Марфа смолкла. В неярких отсветах уходившего дня лицо ее стало необычайно мягким, мечтательным и немного грустным. По-мужски большие, сильные руки ее нежно перебирали Валины пальцы. Пепельные, словно подернутые сединой волосы упали на высокий лоб, и от этого лицо Марфы стало еще мягче и нежнее.
— Ты, Валюша, молода, только вступаешь в жизнь, — начала она материнским, но строгим тоном. — Скажу тебе только одно: не забывай, что ты девушка и что ты пошла на святое дело, на войну! Нас с тобой никто не приневоливал. Мы добровольно пошли не юбками крутить, а воевать! Воевать! Слышишь? Что греха таить: немало дурех, которые в армию за женихами ринулись. Конечно, каждой женщине свое счастье найти хочется. Только искать-то нужно его не так, как некоторые финтифлюшки. Не гоняться за чинами, а дело свое делать, спасать жизнь людей наших. И знаешь, Валюша, — вдруг снова мягко и нежно продолжала она, — какое это счастье, когда ты чувствуешь, что сделала большое дело и что ты чиста перед всеми! Перевязываешь раненого, а он так смотрит на тебя, словно всю душу свою передать тебе хочет. Да разве такой взгляд, разве такую душевность можно променять на сюсюканье любителей женских юбок! А любовь, любовь и на фронте может быть, и даже сильнее, чем где- либо, но только любовь чистая, без грязи. Вот в этом-то и главное. Понимаешь, Валюша?
— Понимаю, — прошептала Валя и прижалась к могучей груди Марфы.

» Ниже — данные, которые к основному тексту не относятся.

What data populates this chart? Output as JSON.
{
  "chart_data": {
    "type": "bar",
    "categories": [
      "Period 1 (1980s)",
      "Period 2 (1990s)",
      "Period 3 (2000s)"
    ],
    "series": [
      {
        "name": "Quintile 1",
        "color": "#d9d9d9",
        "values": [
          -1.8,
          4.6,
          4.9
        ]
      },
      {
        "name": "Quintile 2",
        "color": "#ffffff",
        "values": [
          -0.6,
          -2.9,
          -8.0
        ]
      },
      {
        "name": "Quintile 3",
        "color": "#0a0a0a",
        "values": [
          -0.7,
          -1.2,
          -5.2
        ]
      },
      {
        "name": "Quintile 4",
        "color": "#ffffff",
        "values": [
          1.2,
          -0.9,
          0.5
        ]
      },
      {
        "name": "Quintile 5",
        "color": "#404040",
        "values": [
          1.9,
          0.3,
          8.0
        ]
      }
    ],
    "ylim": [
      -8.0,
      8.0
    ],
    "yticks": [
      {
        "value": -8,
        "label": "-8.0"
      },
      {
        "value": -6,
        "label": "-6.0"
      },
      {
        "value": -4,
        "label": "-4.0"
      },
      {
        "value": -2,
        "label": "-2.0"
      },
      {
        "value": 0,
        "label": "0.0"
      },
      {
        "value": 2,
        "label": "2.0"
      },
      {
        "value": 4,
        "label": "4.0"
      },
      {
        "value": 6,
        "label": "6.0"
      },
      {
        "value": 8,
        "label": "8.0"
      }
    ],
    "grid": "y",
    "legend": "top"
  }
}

* * *Вторая пулеметная рота передала свои позиции соседям и вместе с батальоном вышла в резерв на формирование. После восьми месяцев окопной жизни маленькая полуразбитая деревушка в окружении чахлых кустарников и кочкастых лугов показалась старшему сержанту Козыреву настоящим раем на земле. Словно впервые увидев белый свет, он с наслаждением ходил по кривым улочкам, смотрел на придавленные соломенными крышами крохотные домики и жадно вдыхал приправленный дымком сельский воздух. Разморенный привольем и тишиной, Козырев собрался было до обеда прилечь в хате, но прибежал связной и вызвал его к ротному командиру.
— Лейтенант Дробышев в штабе полка дежурит, — явно недовольный чем-то, хмурясь, сказал Чернояров. — Вот, пополнение принимайте, — кивнул он в сторону троих солдат, стоявших около дома. — Укомплектовывайте расчет Чалого. Наводчиком будет вот он, Гаркуша, помощником — Тамаев, а подносчиком патронов — Карапетян.

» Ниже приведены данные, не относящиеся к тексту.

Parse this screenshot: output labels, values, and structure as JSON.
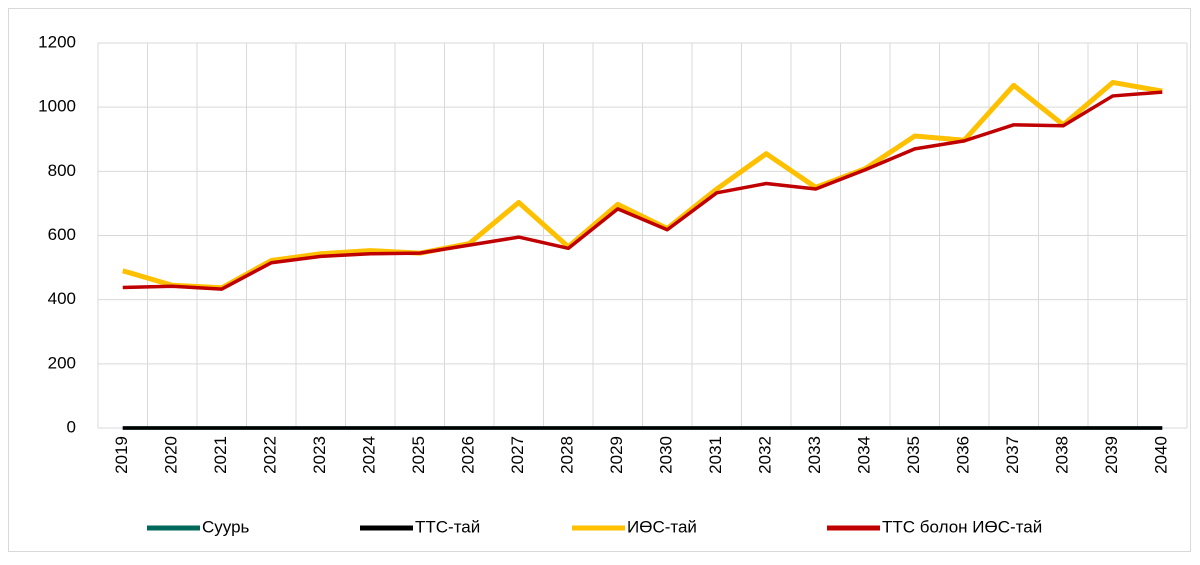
{
  "chart_data": {
    "type": "line",
    "categories": [
      "2019",
      "2020",
      "2021",
      "2022",
      "2023",
      "2024",
      "2025",
      "2026",
      "2027",
      "2028",
      "2029",
      "2030",
      "2031",
      "2032",
      "2033",
      "2034",
      "2035",
      "2036",
      "2037",
      "2038",
      "2039",
      "2040"
    ],
    "series": [
      {
        "name": "ИӨС-тай",
        "color": "#ffc000",
        "values": [
          490,
          445,
          437,
          522,
          543,
          553,
          545,
          575,
          703,
          565,
          697,
          622,
          745,
          855,
          750,
          808,
          910,
          897,
          1068,
          945,
          1077,
          1050
        ]
      },
      {
        "name": "ТТС болон ИӨС-тай",
        "color": "#c00000",
        "values": [
          438,
          442,
          433,
          515,
          535,
          543,
          545,
          570,
          595,
          560,
          683,
          618,
          733,
          762,
          745,
          805,
          870,
          895,
          945,
          942,
          1035,
          1047
        ]
      },
      {
        "name": "Суурь",
        "color": "#00695c",
        "values": [
          0,
          0,
          0,
          0,
          0,
          0,
          0,
          0,
          0,
          0,
          0,
          0,
          0,
          0,
          0,
          0,
          0,
          0,
          0,
          0,
          0,
          0
        ]
      },
      {
        "name": "ТТС-тай",
        "color": "#000000",
        "values": [
          0,
          0,
          0,
          0,
          0,
          0,
          0,
          0,
          0,
          0,
          0,
          0,
          0,
          0,
          0,
          0,
          0,
          0,
          0,
          0,
          0,
          0
        ]
      }
    ],
    "legend_order": [
      2,
      3,
      0,
      1
    ],
    "ylim": [
      0,
      1200
    ],
    "yticks": [
      0,
      200,
      400,
      600,
      800,
      1000,
      1200
    ],
    "grid": true,
    "legend": "bottom"
  }
}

Когда Козырев, а вслед за ним Гаркуша, Алеша и Ашот вошли в сумрачную избу, с подслеповатыми, наполовину забитыми фанерой окнами, Чалый, сидя на застланном соломой полу, возился с тремя малышами. У зевластой печи, подложив под щеку исхудалую руку, стояла хозяйка дома.
Увидев Козырева, Чалый поспешно встал.
— Дядя Боря, куда же вы? — прокричал с пола самый старший из детей, чумазый мальчик лет восьми.
— Куда зе, куда? — залепетала девочка поменьше. А самый младший, карапуз лет четырех в одной коротенькой рубашонке, обхватил голыми ручонками сапог Чалого и со всей силой тянул к себе.
— По отцу истосковались, — горестно вздохнула хозяйка.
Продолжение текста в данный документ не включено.